1. Build a decision tree simulating ID3 with Information Gain. Classify the example.
2. Build a Naïve Bayes classifier. Classify the example.
3. Classify the example using k-nearest neighbour method. Use 1-nn, 3-nn, and 5-nn method. For distance measure you can for example count how many variables differ (Manhattan distance); possibly making ordinal values like hot-cool differ by "distance" (e.g. hot-cool=2, hot-mild=1).
4. Use the data set "Bank Marketing". Apply decision tree and Naïve Bayes classifier on this data. Perform 5-fold cross validation (withhold 20% of data each time) and report the goodness of the built classifiers.

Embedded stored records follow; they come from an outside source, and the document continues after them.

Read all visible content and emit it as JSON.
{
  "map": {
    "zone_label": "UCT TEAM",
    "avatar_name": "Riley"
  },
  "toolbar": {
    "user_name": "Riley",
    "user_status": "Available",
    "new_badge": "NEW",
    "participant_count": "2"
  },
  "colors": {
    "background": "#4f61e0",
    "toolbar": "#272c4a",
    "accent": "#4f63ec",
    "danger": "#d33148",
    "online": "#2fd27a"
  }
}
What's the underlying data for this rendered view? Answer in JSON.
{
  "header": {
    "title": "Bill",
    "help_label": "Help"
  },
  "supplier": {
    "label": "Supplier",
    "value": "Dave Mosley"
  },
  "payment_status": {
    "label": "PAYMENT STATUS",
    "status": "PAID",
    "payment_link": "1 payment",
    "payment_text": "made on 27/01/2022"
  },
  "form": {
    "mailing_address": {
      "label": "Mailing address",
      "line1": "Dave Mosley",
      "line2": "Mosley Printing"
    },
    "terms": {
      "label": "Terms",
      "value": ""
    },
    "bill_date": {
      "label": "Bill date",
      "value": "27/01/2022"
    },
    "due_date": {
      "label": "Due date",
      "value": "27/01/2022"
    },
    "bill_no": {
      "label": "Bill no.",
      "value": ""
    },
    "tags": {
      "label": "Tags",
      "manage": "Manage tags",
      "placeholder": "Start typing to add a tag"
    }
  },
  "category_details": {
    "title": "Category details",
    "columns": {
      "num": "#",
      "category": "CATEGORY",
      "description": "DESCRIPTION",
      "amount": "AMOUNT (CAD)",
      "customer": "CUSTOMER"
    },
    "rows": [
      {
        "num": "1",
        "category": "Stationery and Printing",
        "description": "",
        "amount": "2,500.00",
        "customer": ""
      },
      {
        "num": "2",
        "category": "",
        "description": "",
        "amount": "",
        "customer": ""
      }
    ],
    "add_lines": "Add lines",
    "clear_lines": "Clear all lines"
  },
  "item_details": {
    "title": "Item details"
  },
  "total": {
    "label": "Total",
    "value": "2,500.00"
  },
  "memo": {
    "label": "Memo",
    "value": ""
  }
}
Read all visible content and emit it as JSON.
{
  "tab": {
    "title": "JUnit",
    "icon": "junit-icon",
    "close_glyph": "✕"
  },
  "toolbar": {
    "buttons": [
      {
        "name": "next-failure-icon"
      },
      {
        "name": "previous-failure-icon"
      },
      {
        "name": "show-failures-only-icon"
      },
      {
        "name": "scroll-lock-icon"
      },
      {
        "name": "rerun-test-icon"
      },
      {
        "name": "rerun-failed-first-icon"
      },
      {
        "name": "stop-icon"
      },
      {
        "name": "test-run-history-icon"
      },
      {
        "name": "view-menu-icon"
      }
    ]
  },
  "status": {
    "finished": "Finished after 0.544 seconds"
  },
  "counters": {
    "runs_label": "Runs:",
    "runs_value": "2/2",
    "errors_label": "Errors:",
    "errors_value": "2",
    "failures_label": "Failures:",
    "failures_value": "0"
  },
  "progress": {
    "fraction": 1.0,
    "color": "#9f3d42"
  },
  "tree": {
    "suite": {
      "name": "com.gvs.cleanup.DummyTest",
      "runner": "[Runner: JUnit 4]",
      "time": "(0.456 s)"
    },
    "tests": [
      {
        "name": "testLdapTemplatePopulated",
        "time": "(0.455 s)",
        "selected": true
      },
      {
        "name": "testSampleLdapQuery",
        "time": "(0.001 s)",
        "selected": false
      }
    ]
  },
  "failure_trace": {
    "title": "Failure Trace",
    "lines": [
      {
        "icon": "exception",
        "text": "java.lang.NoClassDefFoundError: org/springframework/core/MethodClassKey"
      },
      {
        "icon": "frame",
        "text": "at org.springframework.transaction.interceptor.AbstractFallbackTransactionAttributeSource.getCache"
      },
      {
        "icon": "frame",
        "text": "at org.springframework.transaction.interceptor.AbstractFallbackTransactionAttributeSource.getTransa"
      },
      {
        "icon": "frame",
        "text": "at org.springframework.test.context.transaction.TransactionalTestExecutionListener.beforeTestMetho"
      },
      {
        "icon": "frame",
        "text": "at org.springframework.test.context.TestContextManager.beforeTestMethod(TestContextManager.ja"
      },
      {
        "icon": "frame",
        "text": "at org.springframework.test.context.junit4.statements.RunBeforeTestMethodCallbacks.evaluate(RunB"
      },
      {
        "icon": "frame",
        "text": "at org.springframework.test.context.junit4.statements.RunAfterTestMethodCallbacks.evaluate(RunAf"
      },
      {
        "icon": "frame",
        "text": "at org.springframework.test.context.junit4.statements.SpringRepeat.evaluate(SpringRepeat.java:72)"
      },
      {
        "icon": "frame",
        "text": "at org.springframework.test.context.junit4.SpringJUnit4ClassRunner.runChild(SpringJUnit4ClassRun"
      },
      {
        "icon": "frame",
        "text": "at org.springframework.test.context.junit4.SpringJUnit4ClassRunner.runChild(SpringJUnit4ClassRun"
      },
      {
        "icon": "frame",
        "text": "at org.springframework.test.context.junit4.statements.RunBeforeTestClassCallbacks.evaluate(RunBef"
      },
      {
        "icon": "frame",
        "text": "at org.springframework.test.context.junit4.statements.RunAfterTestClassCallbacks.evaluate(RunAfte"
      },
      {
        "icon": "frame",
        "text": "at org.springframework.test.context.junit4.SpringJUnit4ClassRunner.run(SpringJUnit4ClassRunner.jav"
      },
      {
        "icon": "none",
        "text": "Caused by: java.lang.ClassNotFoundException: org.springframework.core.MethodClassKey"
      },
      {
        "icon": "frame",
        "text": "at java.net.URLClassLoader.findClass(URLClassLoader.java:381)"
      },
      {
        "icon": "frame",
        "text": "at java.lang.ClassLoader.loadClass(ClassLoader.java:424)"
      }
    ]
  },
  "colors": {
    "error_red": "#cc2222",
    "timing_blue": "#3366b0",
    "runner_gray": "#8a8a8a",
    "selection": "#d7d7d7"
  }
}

5. Apply the Random Forest method on the same data set. Report the quality similar as in 4. Draw an ROC curve for RF classifier. What is the basis of scoring and ordering the predictions in order to achieve the ROC curve?
6. (Bonus 1p) Extract the most relevant features from the above Bank Marketing data based on inspection of random forest classifier, decision tree, and Naïve Bayes. Justify and interpret these features.